2. Education Level (High School/Bachelor's/Master's/PhD)
Encoding Method: Ordinal Encoding
Reason: "Education Level" has a natural ordinal relationship (there is a clear order from High School to PhD). Ordinal encoding will preserve this ranking by assigning increasing integers based on the education level.
3. Employment Status (Unemployed/Part-Time/Full-Time)
Encoding Method: Ordinal Encoding
Reason: "Employment Status" can be considered ordinal if we assume there's an inherent order in terms of employment engagement or status. However, if there’s no inherent ranking, one-hot encoding could also be used.


Q7. You are analyzing a dataset with two continuous variables, "Temperature" and "Humidity", and two categorical variables, "Weather Condition" (Sunny/Cloudy/Rainy) and "Wind Direction" (North/South/East/West). Calculate the covariance between each pair of variables and interpret the results.

In [4]:
import numpy as np

temperature = np.array([25, 22, 27, 30, 24])
humidity = np.array([60, 65, 55, 50, 70])

weather_condition = np.array([0, 1, 0, 2, 1])
wind_direction = np.array([0, 1, 2, 3, 0])
data = np.vstack([temperature, humidity, weather_condition, wind_direction])

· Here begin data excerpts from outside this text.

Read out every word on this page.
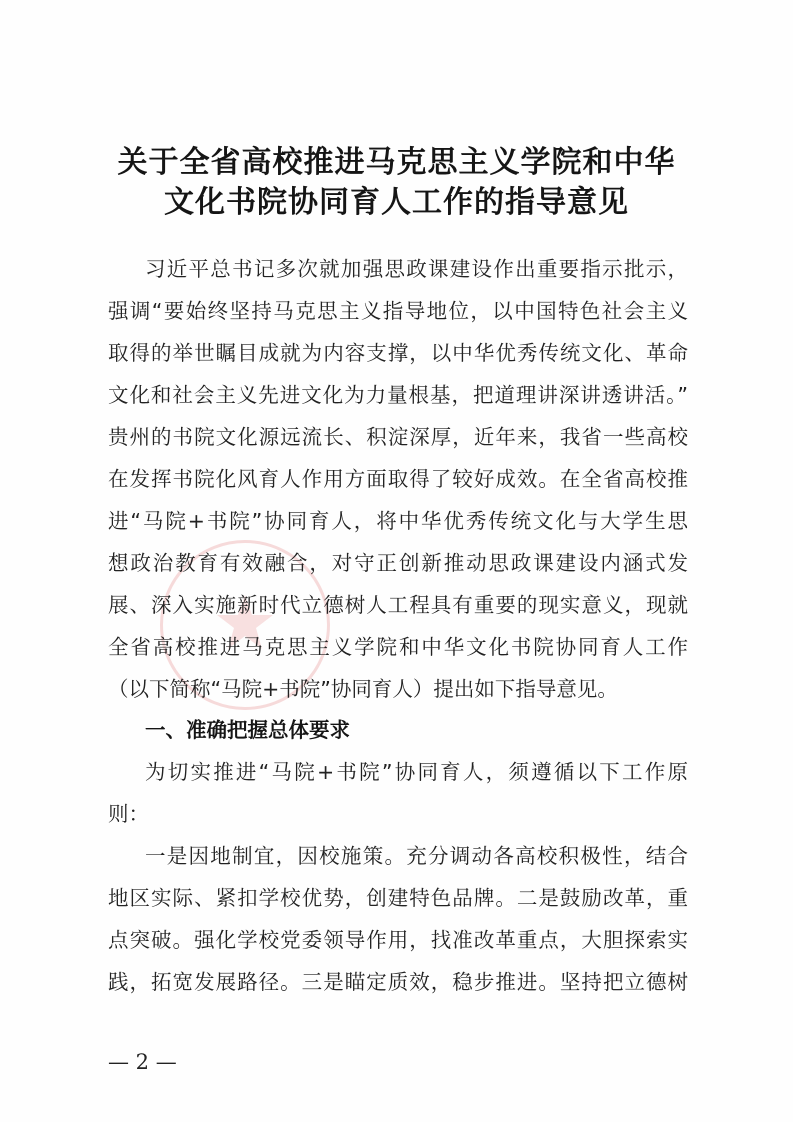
关于全省高校推进马克思主义学院和中华
文化书院协同育人工作的指导意见
习近平总书记多次就加强思政课建设作出重要指示批示，
强调“要始终坚持马克思主义指导地位，以中国特色社会主义
取得的举世瞩目成就为内容支撑，以中华优秀传统文化、革命
文化和社会主义先进文化为力量根基，把道理讲深讲透讲活。”
贵州的书院文化源远流长、积淀深厚，近年来，我省一些高校
在发挥书院化风育人作用方面取得了较好成效。在全省高校推
进“马院+书院”协同育人，将中华优秀传统文化与大学生思
想政治教育有效融合，对守正创新推动思政课建设内涵式发
展、深入实施新时代立德树人工程具有重要的现实意义，现就
全省高校推进马克思主义学院和中华文化书院协同育人工作
（以下简称“马院+书院”协同育人）提出如下指导意见。
一、准确把握总体要求
为切实推进“马院+书院”协同育人，须遵循以下工作原
则：
一是因地制宜，因校施策。充分调动各高校积极性，结合
地区实际、紧扣学校优势，创建特色品牌。二是鼓励改革，重
点突破。强化学校党委领导作用，找准改革重点，大胆探索实
践，拓宽发展路径。三是瞄定质效，稳步推进。坚持把立德树
— 2 —
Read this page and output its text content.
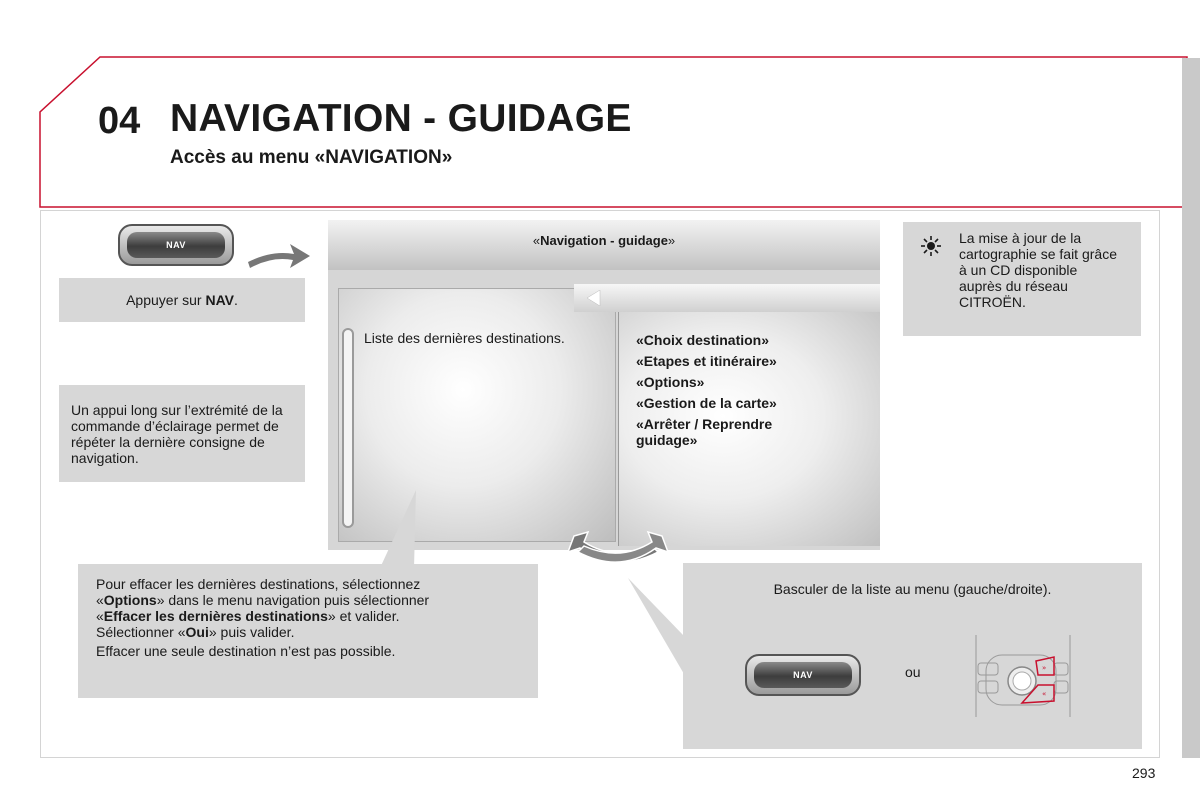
04 NAVIGATION - GUIDAGE
Accès au menu «NAVIGATION»
NAV
Appuyer sur NAV.
Un appui long sur l’extrémité de la commande d’éclairage permet de répéter la dernière consigne de navigation.
La mise à jour de la cartographie se fait grâce à un CD disponible auprès du réseau CITROËN.
«Navigation - guidage»
Liste des dernières destinations.	«Choix destination»
«Etapes et itinéraire»
«Options»
«Gestion de la carte»
«Arrêter / Reprendre guidage»
Pour effacer les dernières destinations, sélectionnez
«Options» dans le menu navigation puis sélectionner
«Effacer les dernières destinations» et valider.
Sélectionner «Oui» puis valider.
Effacer une seule destination n’est pas possible.
Basculer de la liste au menu (gauche/droite).
ou
NAV
»
«
293
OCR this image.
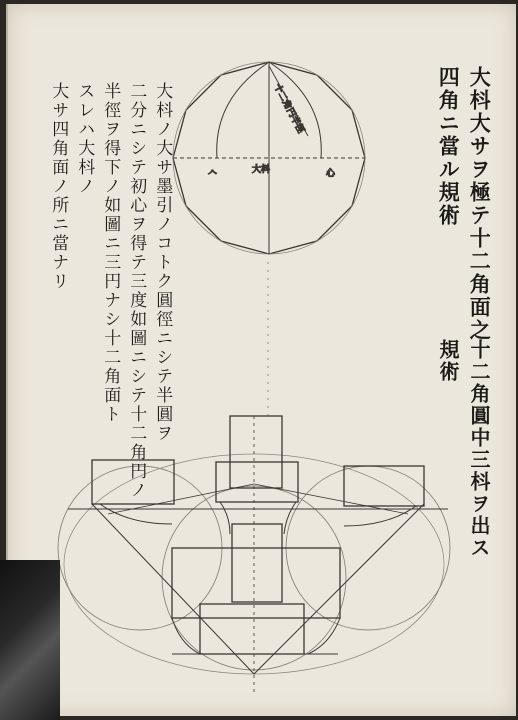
十二角円半徑
𠆢	心
大枓	大枓大サヲ極テ十二角面之
四角ニ當ル規術
十二角圓中三枓ヲ出ス
規術
大枓ノ大サ墨引ノコトク圓徑ニシテ半圓ヲ
二分ニシテ初心ヲ得テ三度如圖ニシテ十二角円ノ
半徑ヲ得下ノ如圖ニ三円ナシ十二角面ト
スレハ大枓ノ
大サ四角面ノ所ニ當ナリ
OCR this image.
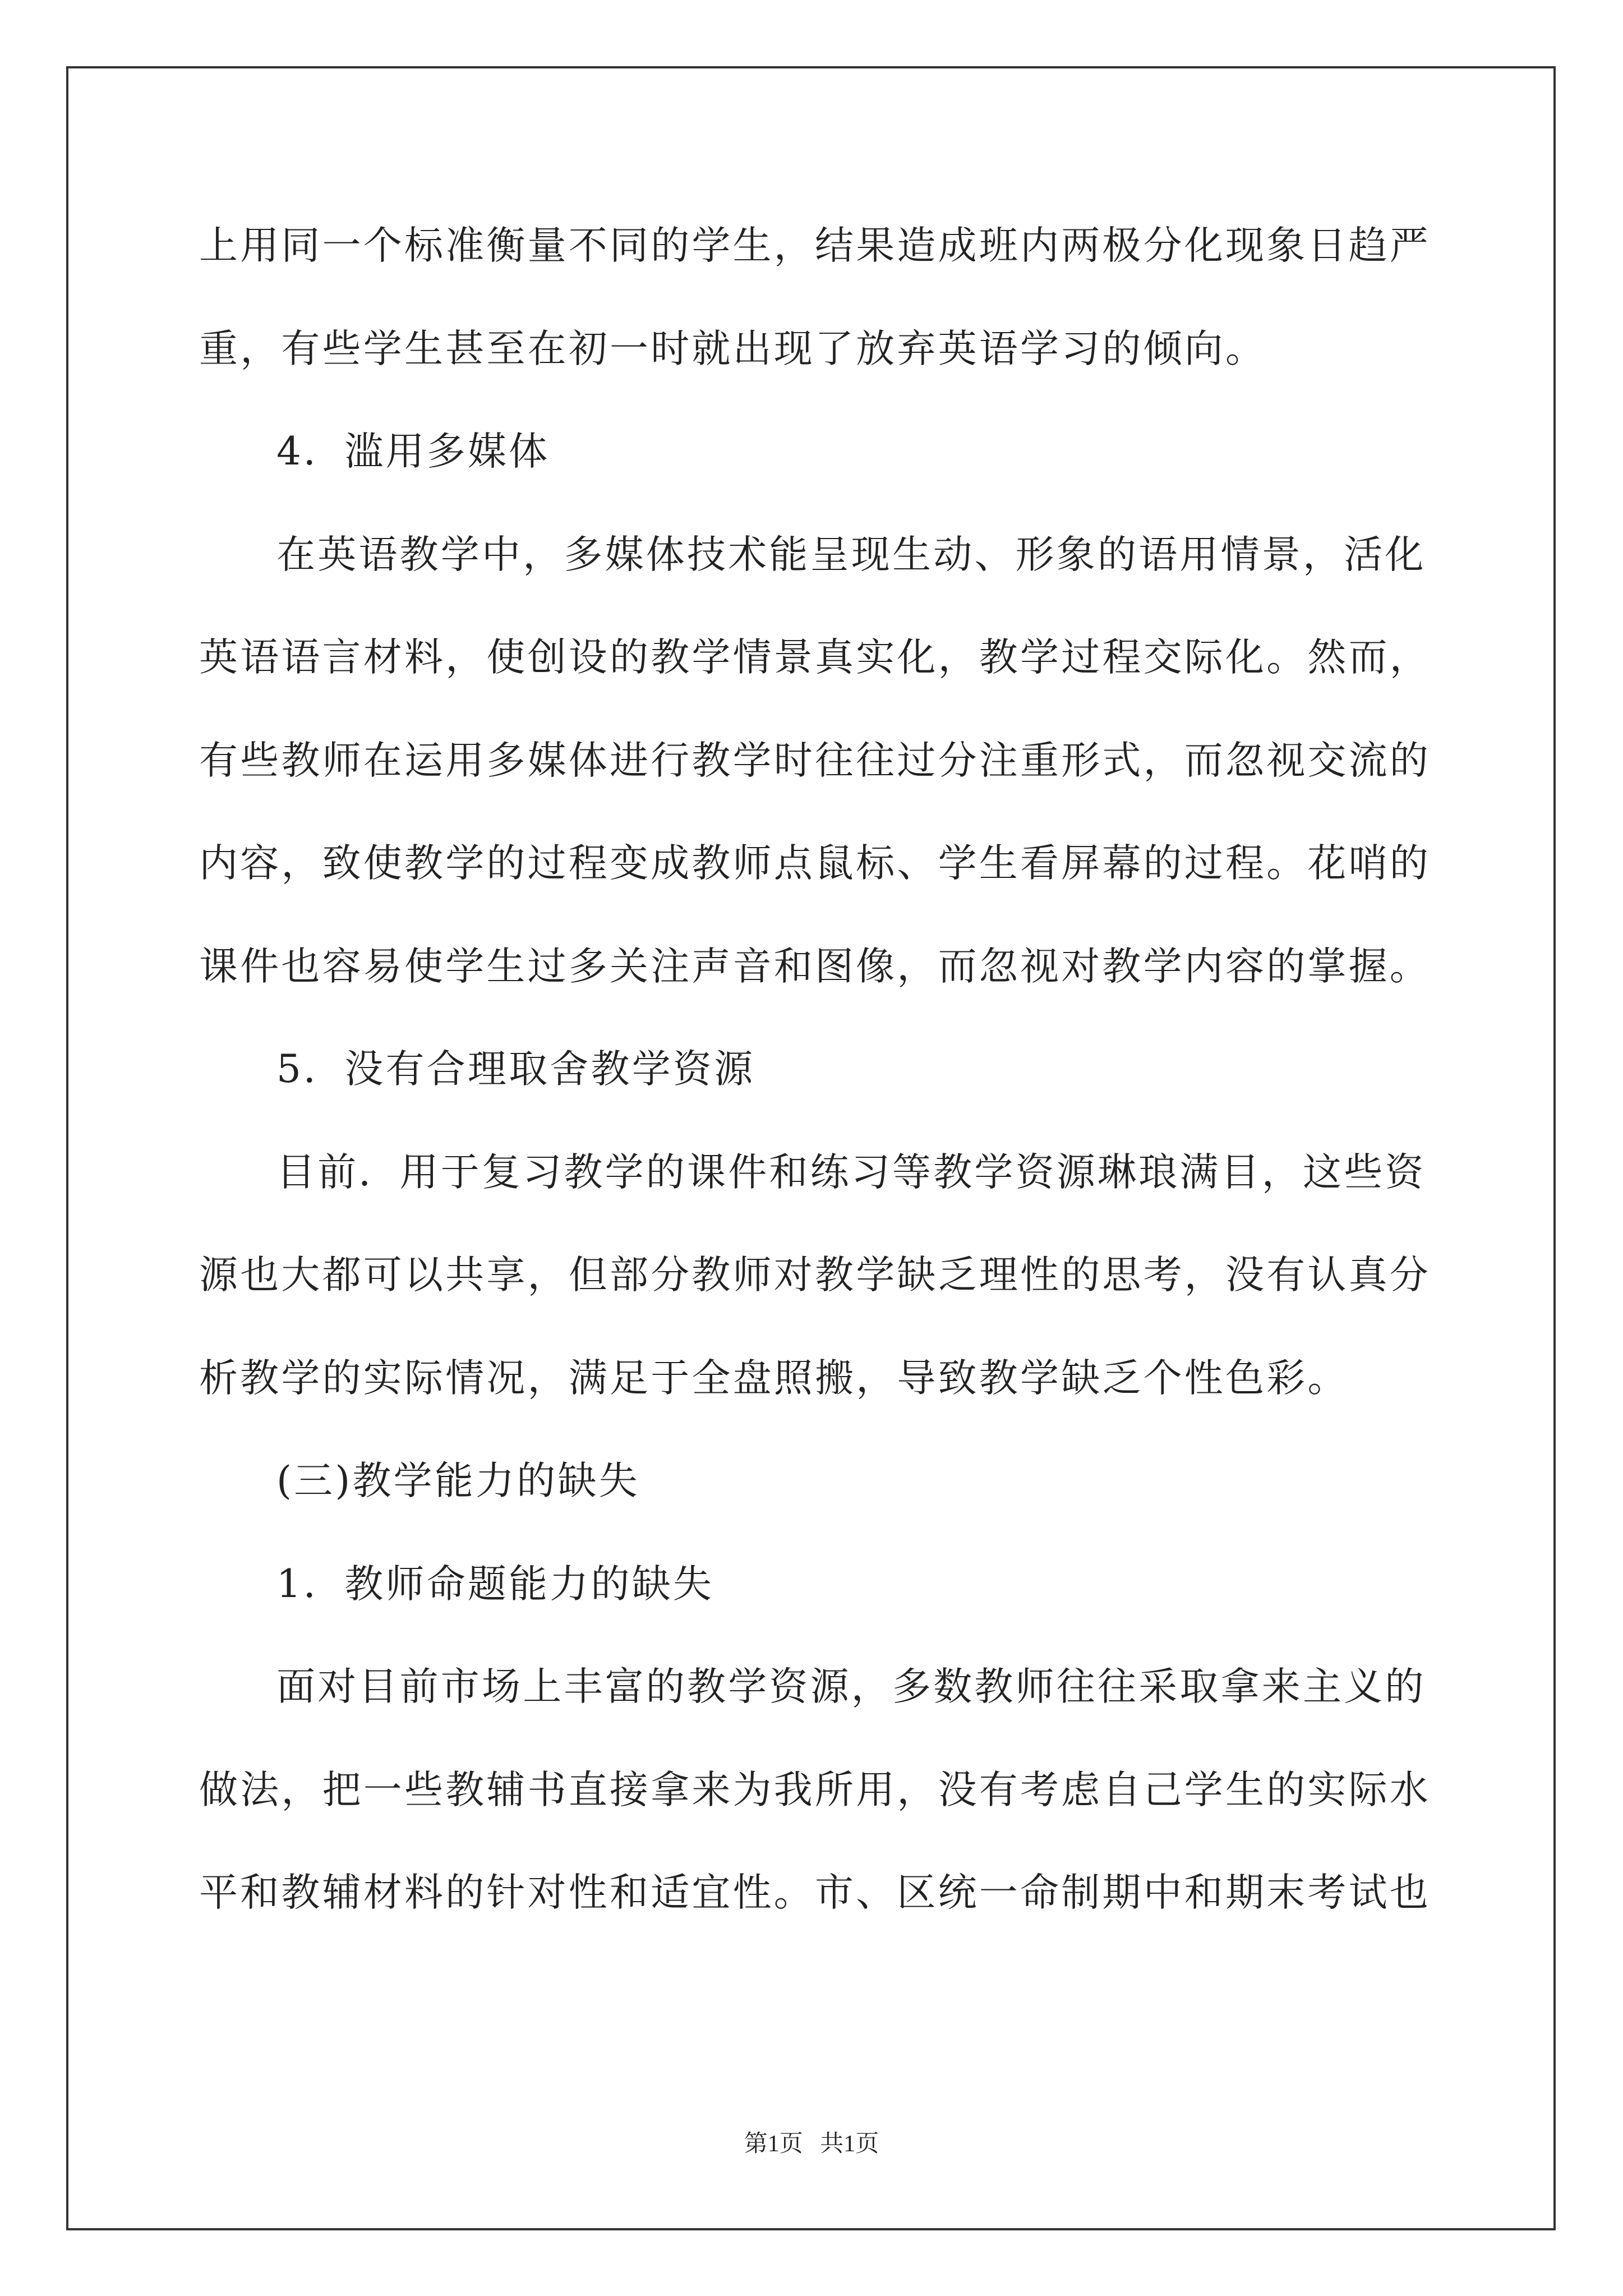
上用同一个标准衡量不同的学生，结果造成班内两极分化现象日趋严
重，有些学生甚至在初一时就出现了放弃英语学习的倾向。
4．滥用多媒体
在英语教学中，多媒体技术能呈现生动、形象的语用情景，活化
英语语言材料，使创设的教学情景真实化，教学过程交际化。然而，
有些教师在运用多媒体进行教学时往往过分注重形式，而忽视交流的
内容，致使教学的过程变成教师点鼠标、学生看屏幕的过程。花哨的
课件也容易使学生过多关注声音和图像，而忽视对教学内容的掌握。
5．没有合理取舍教学资源
目前．用于复习教学的课件和练习等教学资源琳琅满目，这些资
源也大都可以共享，但部分教师对教学缺乏理性的思考，没有认真分
析教学的实际情况，满足于全盘照搬，导致教学缺乏个性色彩。
(三)教学能力的缺失
1．教师命题能力的缺失
面对目前市场上丰富的教学资源，多数教师往往采取拿来主义的
做法，把一些教辅书直接拿来为我所用，没有考虑自己学生的实际水
平和教辅材料的针对性和适宜性。市、区统一命制期中和期末考试也
第1页 共1页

cov_matrix = np.cov(data, bias=False)
print("Covariance Matrix:\n", cov_matrix)

Covariance Matrix:
 [[  9.3  -21.25   0.9    3.1 ]
 [-21.25  62.5   -1.25  -8.75]
 [  0.9   -1.25   0.7    0.55]
 [  3.1   -8.75   0.55   1.7 ]]


- Temperature and Humidity: A moderate negative relationship.
- Temperature and Weather Condition: A slight positive relationship.
- Temperature and Wind Direction: A slight positive relationship.
- Humidity and Weather Condition: A slight negative relationship.
- Humidity and Wind Direction: A moderate negative relationship.
- Weather Condition and Wind Direction: A slight positive relationship.